As we read about the Ewells they are described as living in a unacceptable way, but they are still respected more than the blacks because they are white. Harper Lee uses the Ewells to illustrate that although everyone can see that Tom is innocent, he is really the victim in this. The Ewells only win the case because a blacks man's word is nothing in Maycombe's society. Atticus knew that this would occur as soon as he got issued with the job of defending Tom, "The only thing we've got is a black man's word against the Ewells".
The Ewells presume that they will win the battle and that no-one will challenge their story but if Tom had been white, then the outcome of the case might have been very different. In the court case, prejudice is shown by Lee writing that the only way Bob Ewell was better than Tom was, "If scrubbed with lye soap in very hot water, his skin was white". In today's society this wouldn't matter, but in Maycombe at the time of the trial no matter what kind of a man Bob Ewell was, he was still in a higher class to Tom just because he was white. Throughout the book the reader forms a bond with Atticus and he gains our trust. This is why, during the trial we believe that Atticus and his story are the correct term of events, meaning Tom deserves to be a free man. When Tom is sent down for a crime that he obviously didn't commit, the prejudice is clear for everyone to see.

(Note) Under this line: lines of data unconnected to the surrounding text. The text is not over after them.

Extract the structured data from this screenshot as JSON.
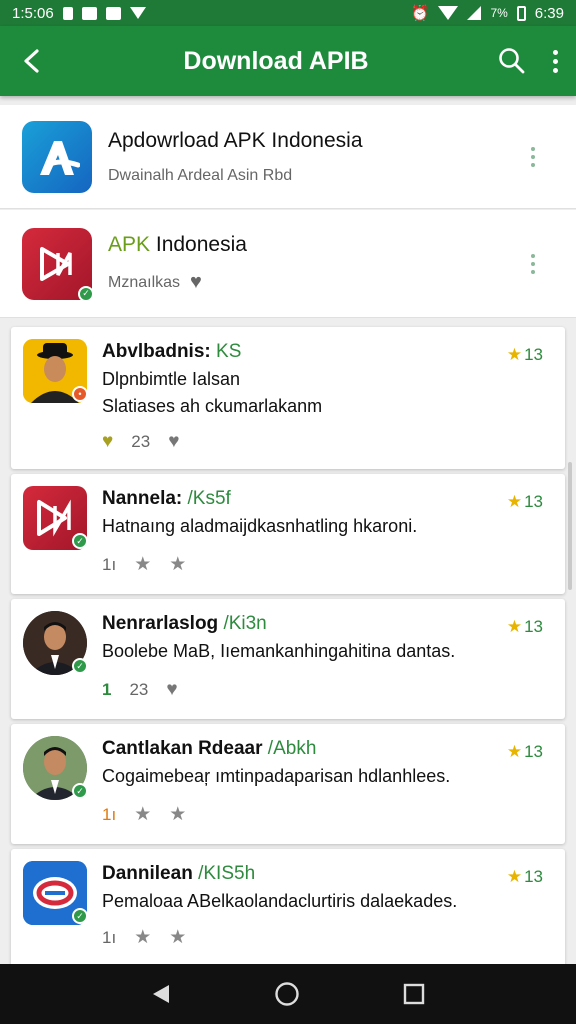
{
  "status_bar": {
    "time": "1:5:06",
    "right_time": "6:39",
    "battery": "7%"
  },
  "app_bar": {
    "title": "Download APIB"
  },
  "top_items": [
    {
      "title": "Apdowrload APK Indonesia",
      "subtitle": "Dwainalh Ardeal Asin Rbd",
      "icon": "a-logo-icon"
    },
    {
      "title_accent": "APK",
      "title_rest": " Indonesia",
      "subtitle": "Mznaılkas",
      "icon": "play-n-logo-icon"
    }
  ],
  "cards": [
    {
      "name": "Abvlbadnis:",
      "tag": "KS",
      "rating": "13",
      "desc": "Dlpnbimtle Ialsan",
      "desc2": "Slatiases ah ckumarlakanm",
      "count": "23",
      "avatar": "person-hat"
    },
    {
      "name": "Nannela:",
      "tag": "/Ks5f",
      "rating": "13",
      "desc": "Hatnaıng aladmaijdkasnhatling hkaroni.",
      "count": "1ı",
      "avatar": "play-n-logo"
    },
    {
      "name": "Nenrarlaslog",
      "tag": "/Ki3n",
      "rating": "13",
      "desc": "Boolebe MaB, Iıemankanhingahitina dantas.",
      "count": "1",
      "count2": "23",
      "avatar": "person-suit"
    },
    {
      "name": "Cantlakan Rdeaar",
      "tag": "/Abkh",
      "rating": "13",
      "desc": "Cogaimebeaŗ ımtinpadaparisan hdlanhlees.",
      "count": "1ı",
      "avatar": "person-suit-2"
    },
    {
      "name": "Dannilean",
      "tag": "/KIS5h",
      "rating": "13",
      "desc": "Pemaloaa ABelkaolandaclurtiris dalaekades.",
      "count": "1ı",
      "avatar": "blue-logo"
    }
  ],
  "colors": {
    "primary": "#1e8a3c",
    "status": "#1e7a36",
    "star": "#e8b400",
    "accent_green": "#2e8b3e"
  }
}
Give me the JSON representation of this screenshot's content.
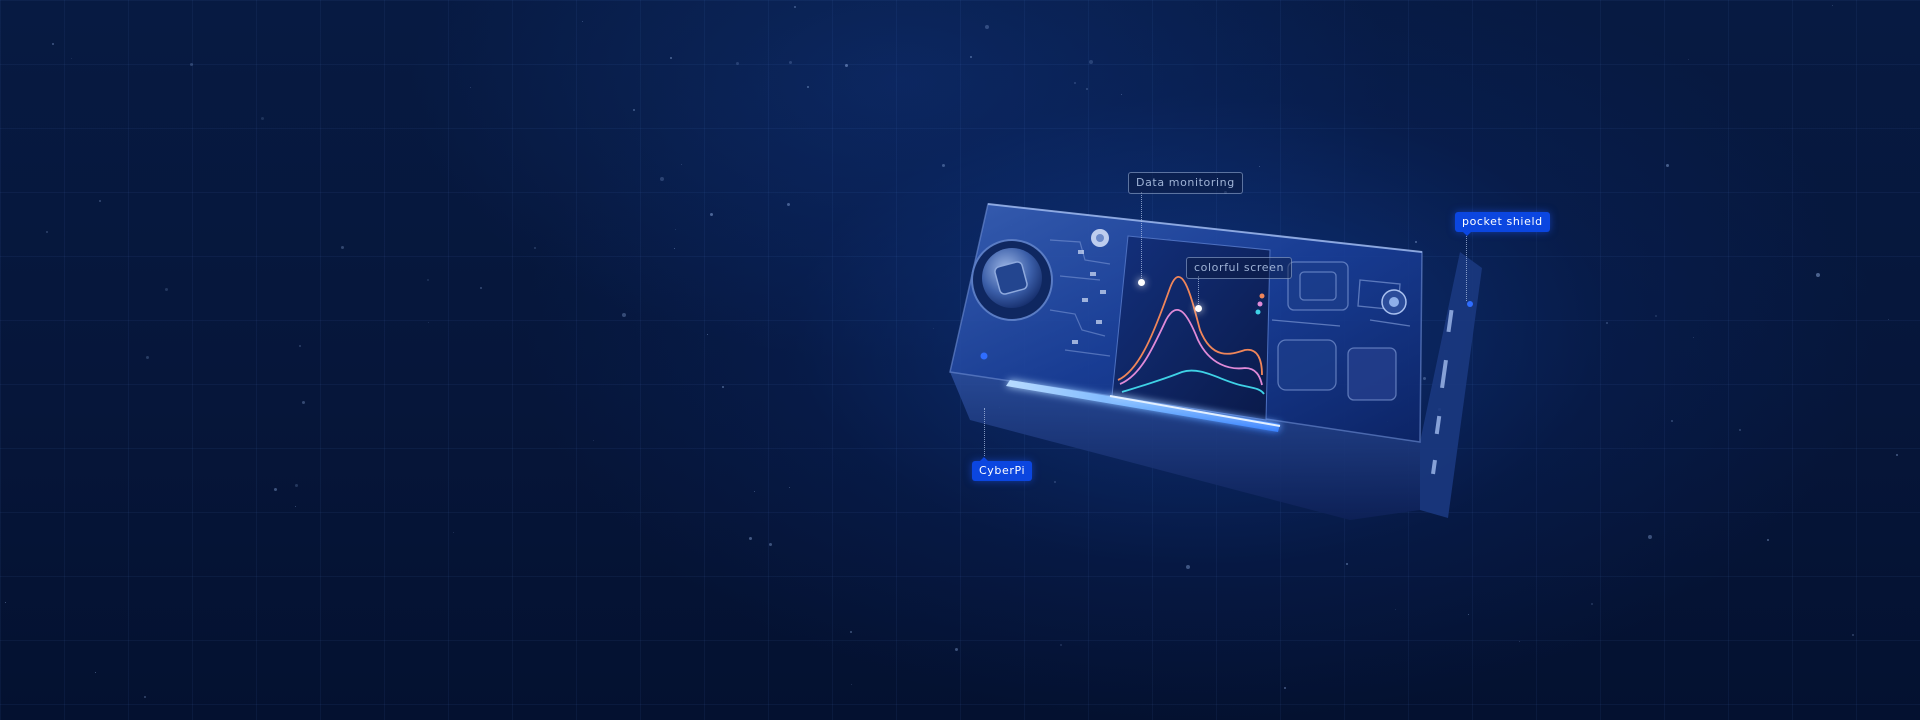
{
  "labels": {
    "data_monitoring": "Data monitoring",
    "colorful_screen": "colorful screen",
    "pocket_shield": "pocket shield",
    "cyberpi": "CyberPi"
  },
  "colors": {
    "background": "#06163a",
    "accent": "#0b46e0",
    "screen_curve_orange": "#f0865a",
    "screen_curve_pink": "#e08ad8",
    "screen_curve_cyan": "#3fd2e6",
    "light_bar": "#8fc2ff"
  },
  "icons": {
    "joystick": "joystick-icon",
    "usb_port": "usb-c-port-icon",
    "speaker": "speaker-grille-icon"
  }
}
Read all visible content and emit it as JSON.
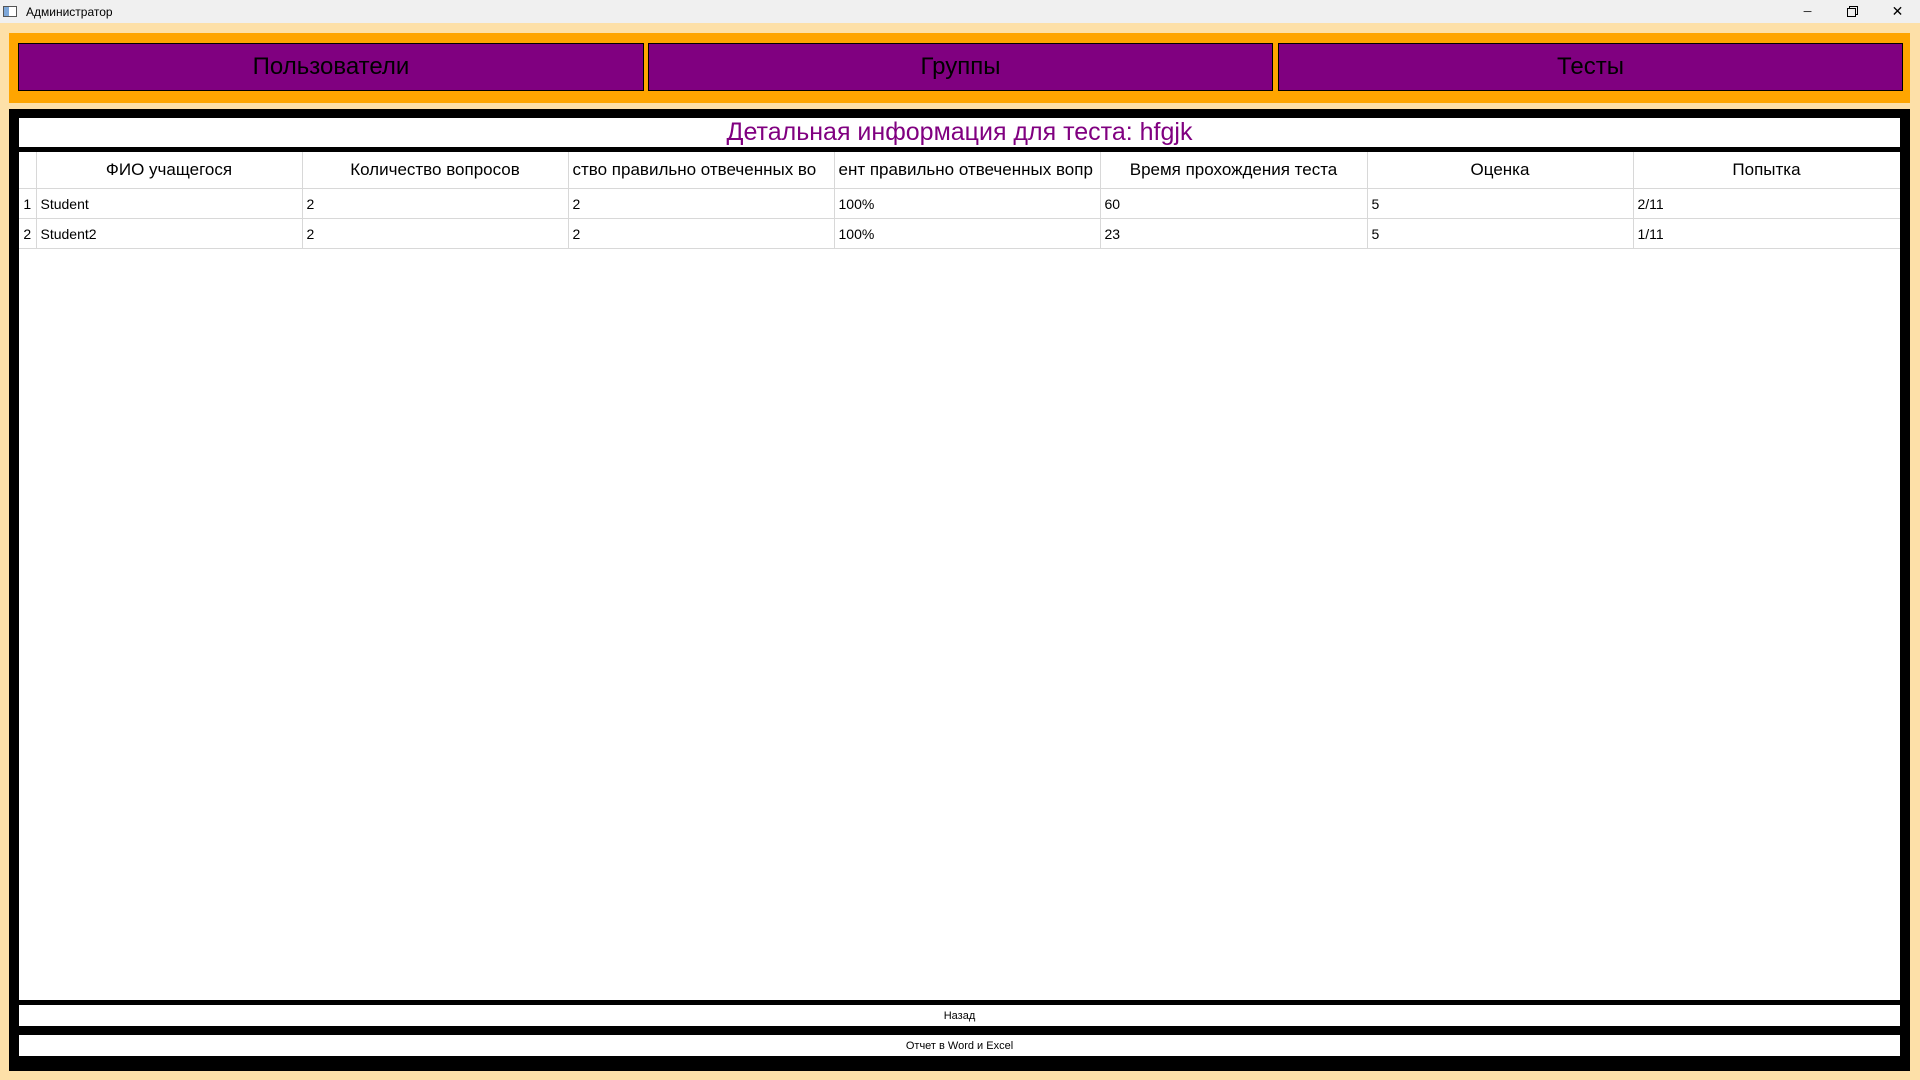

The disrespect shown towards Tom in the case is also a major sign of the way the blacks are treated. This is explained by Dill when he runs out of the court, "The way that man called him "boy" all the time and sneered at him, an' looked around at the jury every time he answered-." It's also important to pick out the time when Tom said he "felt sorry" for Mayella. The reaction of Mr Glimmer was one of sheer horror; that a black man could feel sorry for a white women. This shows that this is not accepted by the society and it should have been the other way around. A white person should feel sorry for a black person.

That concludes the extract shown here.